膨大なポートフォリオを整理して顧客に説明
後半は再度大木氏が登壇し、日本でのネットワークビジネスについて説明した。まず大木氏が強調したのが、今回のFlexNetworkアーキテクチャの意義だ。「スリーコム買収から1年経っているが、われわれも従来型の製品説明しかできなかった。両者の製品統合にも時間がかかり、膨大なポートフォリオがあったため、顧客に混乱を与えたのも事実」という反省があったという。今後は、新規導入を前提とした「Lead」と、既存のネットワークで用いられていた「Alternate」に製品群を分類し、さらにエンタープライズとミッドレンジに分割したポジションで製品を顧客に勧めていくという。
日本市場への施策については、まず「ExpertONE Networking」認定制度を拡充し、シスコの認定からの移行を促進していくという。「サーバー、ストレージの次にネットワークを手掛けていきたいという販売代理店の要望は確実に存在する」というニーズに応える。さらに具体的なネットワーク移行を推進するための支援サービスも拡充。移行のプランニング作成はもちろん、ネットワークやセキュリティのアセスメントに注力していくという。
発表会において大木氏は、「新規参入のHP Networking」という表現を何度か持ち出した。

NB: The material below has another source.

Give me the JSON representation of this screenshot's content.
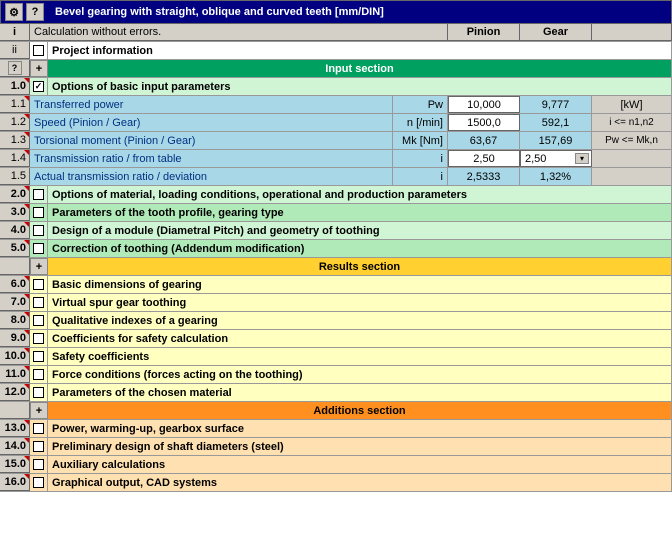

これはProCurveブランドからスタートしたネットワーク事業の歴史やワールドワイドでの高いシェアに甘んずることなく、国内市場に挑戦していく姿勢を明らかにしたものだろう。また、ブリーフィングや質疑応答において、「キャリア市場は必ずしも重視しない」「3階層からフラットな2階層のアーキテクチャへ移行させる」「基本的には業界標準を重視する。ただ、方言の多いTRILLのサポートは、標準が固まってから」「個人的には数年後にはワイヤレスがプライマリ、ワイヤードがセカンダリになると考えている」などのいくつかの方向性を明らかにした。Converged(統合)というコンセプトのみが先行していた感のあるHPのネットワーク戦略だが、いよいよ地に足の付いたものとなりつつある印象を得た。